Angka yang terakhir ini tidak mengejutkan, mengingat usia lanjut di
mana biasanya terjadi stroke. Dari pasien yang selamat dari periode akut,
sekitar satu setengah sampai dua pertiga kembali fungsi independen,
sementara sekitar 15% memerlukan perawatan institusional. Adapun
prognosis ad vitam, ad sanatinam dan ad fungsionam pasien biasanya dubia
ad bonam.1
BAB IV
ANALISA KASUS
Faktor resiko ini meningkatkan terjadinya stroke pada pasien ini dengan
cara meningkatkan kejadian arterosklerosis yang menjadi patofisiologi terjadinya
stroke.
adapun penilaian siriraj stroke score pada pasien ini yaitu – 3 didapatkan dari :
kesadaran : kompos mentis = 0 x 2,5
muntah : tidak ada = 0 x 2
nyeri kepala : tidak ada = 0 x 2
tekanan diastolik : 80 x 10 %
ateroma : tidak ada = 0 x 3
konstanta : - 12
total : -4
sehingga dapat memperkuat stroke non hemoragik karena < -1.
Dari anamnesis dan pemeriksaan fisik dapat diperkirakan topis pada pasien
ini di hemisfer serebri sinistra. Dapat terkena dilobus frontal/parietal/pons/medula
oblongata karena adanya hemiparesis yang dapat berasal dari lobus frontal/pareital.

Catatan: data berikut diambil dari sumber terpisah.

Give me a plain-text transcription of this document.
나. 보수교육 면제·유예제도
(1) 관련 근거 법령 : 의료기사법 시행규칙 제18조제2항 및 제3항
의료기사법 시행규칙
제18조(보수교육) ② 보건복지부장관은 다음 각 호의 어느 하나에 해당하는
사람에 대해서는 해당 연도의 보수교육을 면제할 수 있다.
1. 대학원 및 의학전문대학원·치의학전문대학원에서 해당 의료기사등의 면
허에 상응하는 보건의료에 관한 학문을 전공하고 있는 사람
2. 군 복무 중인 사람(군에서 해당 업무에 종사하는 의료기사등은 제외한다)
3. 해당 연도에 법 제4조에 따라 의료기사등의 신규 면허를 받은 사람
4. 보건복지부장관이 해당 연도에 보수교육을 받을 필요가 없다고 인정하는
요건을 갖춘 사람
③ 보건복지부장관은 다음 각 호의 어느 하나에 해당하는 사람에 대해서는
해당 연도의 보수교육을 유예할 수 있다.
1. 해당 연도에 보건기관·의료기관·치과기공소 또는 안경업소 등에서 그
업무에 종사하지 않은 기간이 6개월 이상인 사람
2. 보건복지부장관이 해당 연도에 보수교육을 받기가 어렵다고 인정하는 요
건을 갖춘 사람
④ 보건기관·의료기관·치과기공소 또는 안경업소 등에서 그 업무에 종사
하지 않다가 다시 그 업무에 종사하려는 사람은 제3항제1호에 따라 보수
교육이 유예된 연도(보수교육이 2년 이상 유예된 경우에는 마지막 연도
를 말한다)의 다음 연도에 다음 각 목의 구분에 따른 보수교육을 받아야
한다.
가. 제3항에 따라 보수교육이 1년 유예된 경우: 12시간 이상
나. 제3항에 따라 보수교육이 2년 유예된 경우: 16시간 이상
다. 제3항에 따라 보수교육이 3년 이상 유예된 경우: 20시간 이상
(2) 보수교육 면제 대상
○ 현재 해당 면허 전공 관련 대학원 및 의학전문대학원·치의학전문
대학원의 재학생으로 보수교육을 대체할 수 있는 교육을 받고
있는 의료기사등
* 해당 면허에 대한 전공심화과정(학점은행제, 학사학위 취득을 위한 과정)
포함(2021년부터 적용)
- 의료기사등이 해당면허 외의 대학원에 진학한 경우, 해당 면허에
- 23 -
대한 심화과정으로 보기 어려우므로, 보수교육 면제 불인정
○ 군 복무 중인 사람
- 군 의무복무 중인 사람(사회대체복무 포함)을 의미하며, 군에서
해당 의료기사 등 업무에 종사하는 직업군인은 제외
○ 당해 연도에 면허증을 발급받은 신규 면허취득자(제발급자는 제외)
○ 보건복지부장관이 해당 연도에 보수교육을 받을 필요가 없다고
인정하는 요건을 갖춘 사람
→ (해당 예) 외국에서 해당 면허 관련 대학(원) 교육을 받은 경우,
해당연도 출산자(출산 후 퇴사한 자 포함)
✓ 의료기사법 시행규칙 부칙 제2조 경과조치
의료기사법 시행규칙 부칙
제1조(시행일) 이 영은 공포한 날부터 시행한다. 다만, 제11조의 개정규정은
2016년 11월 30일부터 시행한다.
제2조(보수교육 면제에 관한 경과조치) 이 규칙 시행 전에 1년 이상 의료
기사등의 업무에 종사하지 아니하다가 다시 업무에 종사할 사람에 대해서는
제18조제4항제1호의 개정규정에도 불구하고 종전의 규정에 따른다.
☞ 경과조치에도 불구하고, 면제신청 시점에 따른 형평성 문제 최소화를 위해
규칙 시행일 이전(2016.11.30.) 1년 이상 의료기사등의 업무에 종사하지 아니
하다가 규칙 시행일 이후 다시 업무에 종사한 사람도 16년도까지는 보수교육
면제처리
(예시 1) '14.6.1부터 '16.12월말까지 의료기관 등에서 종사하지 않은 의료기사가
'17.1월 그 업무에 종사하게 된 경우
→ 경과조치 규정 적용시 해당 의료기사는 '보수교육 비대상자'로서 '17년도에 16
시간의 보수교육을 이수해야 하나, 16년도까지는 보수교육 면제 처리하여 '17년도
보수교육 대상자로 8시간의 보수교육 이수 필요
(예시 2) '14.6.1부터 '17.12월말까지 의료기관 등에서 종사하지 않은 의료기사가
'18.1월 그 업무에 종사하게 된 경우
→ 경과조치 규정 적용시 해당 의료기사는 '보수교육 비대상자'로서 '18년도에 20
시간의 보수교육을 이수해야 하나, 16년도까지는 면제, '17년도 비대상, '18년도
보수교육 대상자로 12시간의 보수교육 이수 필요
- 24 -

Sehingga arteri yang diduga mengalami iskemik dapat berupa cabang sirkulasi
anterior : a. Serebri anterior/ media. Tetapi untuk membedakan lokasi lesi dan jenis
stroke secara pasti harus dilakukan pemeriksaan penunjang berupa CT scan kepala,
dimana CT scan merupakan gold standar dari penegakan diagnosa stroke.
KESIMPULAN
Stroke adalah gangguan fungsi saraf akut karena gangguan sirkulasi darah
serebral yang dapat terjadi beberapa detik sampai beberapa jam sehingga
menimbulkan gejala defisit neurologi fokal atau global sesuai daerah yang terkena.
Pada kasus ini stroke yang terjadi adalah stroke non hemoragik. Stroke non
hemoragik adalah stroke yang disebabkan oleh menurunnya/ tidak adanya aliran
darah ke otak akibat obstruksi pada pembuluh darah pada suatu area otak sehingga
area tersebut terjadi penurunan reperfusi dan menyebabkan suatu infark. Stroke non
hemoragil dapat terjadi karena trombus atau emboli.